Yarn counts cause great confusion even when they are used consistently—and in the case of weaving yarns, they are not. The source that explains this best (and I consult it often) is The Weaver’s Companion (pages 30–31).
Here goes a summary:
In the first place, one of the numbers (the 10 in a 10/2 cotton, for example) is based on the number of yards in a pound of a single strand (of arbitrary thickness) and that number is considered a 1. For cotton (and silk), there are 840 yd/lb in a Number 1 strand. So a Number 10 strand would have 8,400 yd/lb. The other number given for a yarn (the 2 in a 10/2, for example) is the number of strands or “plies” (i.e., how many Number 10 strands) there are in the yarn. If the the yarn contains two strands each equal to 8,400 yd/lb, there will be half as many yd/lb (i.e., half as many 10/2 strands per pound as 10/1 strands). Therefore, there are 4,200 yd/lb in 10/2 cotton (8,400 yd/lb in 10/1 cotton, 2,100 yd per pound in 10/4 cotton, etc.). With 5/2 cotton as an example: five times 840 is 4,200 yd/lb for a single strand and therefore 2,100 yd/lb for the two strands in 5/2. While silk uses the same count system as cotton (840), silk yarn for weaving is usually loftier than cotton, so that although 20/2 silk is the same weight as 20/2 cotton, the yarn appears almost as thick as a 10/2. (This definitely varies and is a result of the degree of twist.)
An additional source of confusion occurs because the arbitrary number 840 yd/lb for cotton and silk is not the same as the arbitrary number selected for a Number 1 strand in other yarns (300 yd/lb for linen, 256 for woolen-spun wools, 560 for worsted-spun wools, for example). This is why 22/2 cottolin (whose number is based on the linen count) is about the same size as 8/2 cotton (3,170 yd/lb for cottolin, 3,360 yd/lb for 8/2 cotton). To add to this confusion, while some manufacturers use a linen count for cottolin, others use a cotton count.
And, to add even one more element of confusion: different yarn manufacturers list the numbers in a different order: 2/8 instead of 8/2, for example. At Handwoven, we’ve tried to consistently give the weight number first, the ply number second.

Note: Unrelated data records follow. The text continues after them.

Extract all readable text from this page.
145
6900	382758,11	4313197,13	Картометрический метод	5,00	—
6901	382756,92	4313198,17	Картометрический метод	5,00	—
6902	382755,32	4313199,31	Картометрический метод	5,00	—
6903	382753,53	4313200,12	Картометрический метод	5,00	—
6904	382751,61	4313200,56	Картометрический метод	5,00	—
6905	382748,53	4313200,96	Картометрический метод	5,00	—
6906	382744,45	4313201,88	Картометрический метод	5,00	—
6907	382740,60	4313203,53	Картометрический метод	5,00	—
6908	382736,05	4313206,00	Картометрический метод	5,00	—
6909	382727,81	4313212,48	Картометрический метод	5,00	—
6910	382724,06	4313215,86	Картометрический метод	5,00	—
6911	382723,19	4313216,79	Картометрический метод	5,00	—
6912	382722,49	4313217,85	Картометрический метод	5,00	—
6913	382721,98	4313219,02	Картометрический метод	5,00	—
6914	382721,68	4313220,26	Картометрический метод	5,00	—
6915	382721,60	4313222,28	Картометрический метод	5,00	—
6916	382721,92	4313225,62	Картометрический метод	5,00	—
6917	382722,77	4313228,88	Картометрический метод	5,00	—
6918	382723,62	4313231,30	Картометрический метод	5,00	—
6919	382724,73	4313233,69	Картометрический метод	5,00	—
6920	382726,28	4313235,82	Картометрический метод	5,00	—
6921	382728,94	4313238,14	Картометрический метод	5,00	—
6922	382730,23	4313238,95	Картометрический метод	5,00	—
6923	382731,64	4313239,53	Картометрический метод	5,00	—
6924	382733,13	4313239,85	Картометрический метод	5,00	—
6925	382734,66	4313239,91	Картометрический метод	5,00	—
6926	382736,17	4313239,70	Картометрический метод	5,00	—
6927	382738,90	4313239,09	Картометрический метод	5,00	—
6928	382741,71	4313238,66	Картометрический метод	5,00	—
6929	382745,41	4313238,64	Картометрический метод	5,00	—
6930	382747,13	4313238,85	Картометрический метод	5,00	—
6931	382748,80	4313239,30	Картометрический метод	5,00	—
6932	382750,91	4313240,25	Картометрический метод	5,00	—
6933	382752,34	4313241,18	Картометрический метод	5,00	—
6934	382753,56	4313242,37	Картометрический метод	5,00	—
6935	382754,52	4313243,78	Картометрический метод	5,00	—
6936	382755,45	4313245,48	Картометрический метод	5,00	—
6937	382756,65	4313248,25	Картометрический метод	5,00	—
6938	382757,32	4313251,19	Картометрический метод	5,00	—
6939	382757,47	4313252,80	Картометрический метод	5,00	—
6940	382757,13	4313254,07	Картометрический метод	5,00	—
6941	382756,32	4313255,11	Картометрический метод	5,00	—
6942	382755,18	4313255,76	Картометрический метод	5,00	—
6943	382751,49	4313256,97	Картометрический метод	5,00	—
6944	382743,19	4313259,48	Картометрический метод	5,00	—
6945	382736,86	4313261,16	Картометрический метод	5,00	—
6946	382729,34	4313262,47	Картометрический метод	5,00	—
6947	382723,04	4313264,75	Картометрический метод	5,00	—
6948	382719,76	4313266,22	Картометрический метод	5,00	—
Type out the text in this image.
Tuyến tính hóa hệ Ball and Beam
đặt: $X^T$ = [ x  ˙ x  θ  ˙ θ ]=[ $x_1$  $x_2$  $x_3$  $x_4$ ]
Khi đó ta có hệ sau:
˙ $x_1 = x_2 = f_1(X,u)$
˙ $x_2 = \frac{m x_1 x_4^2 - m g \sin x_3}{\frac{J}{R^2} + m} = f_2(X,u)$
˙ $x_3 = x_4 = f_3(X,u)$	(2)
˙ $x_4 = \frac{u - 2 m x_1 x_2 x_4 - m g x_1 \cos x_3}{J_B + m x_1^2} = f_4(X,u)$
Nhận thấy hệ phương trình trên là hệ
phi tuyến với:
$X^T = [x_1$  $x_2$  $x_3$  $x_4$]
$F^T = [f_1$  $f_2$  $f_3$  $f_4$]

In the end, once you know that the higher the top number the finer the yarn and also that you can compare the top numbers when the yarn is in the same fiber, you really don’t need to know all the information in the summary above. You know that 5/2 cotton is twice as thick as 10/2 cotton and 20/2 cotton is twice as fine; 8/2 wool is a lot thicker than 20/2 wool. Whenever I have any questions about yarns and how they should be sett or their relative thickness, I consult the Master Yarn Chart.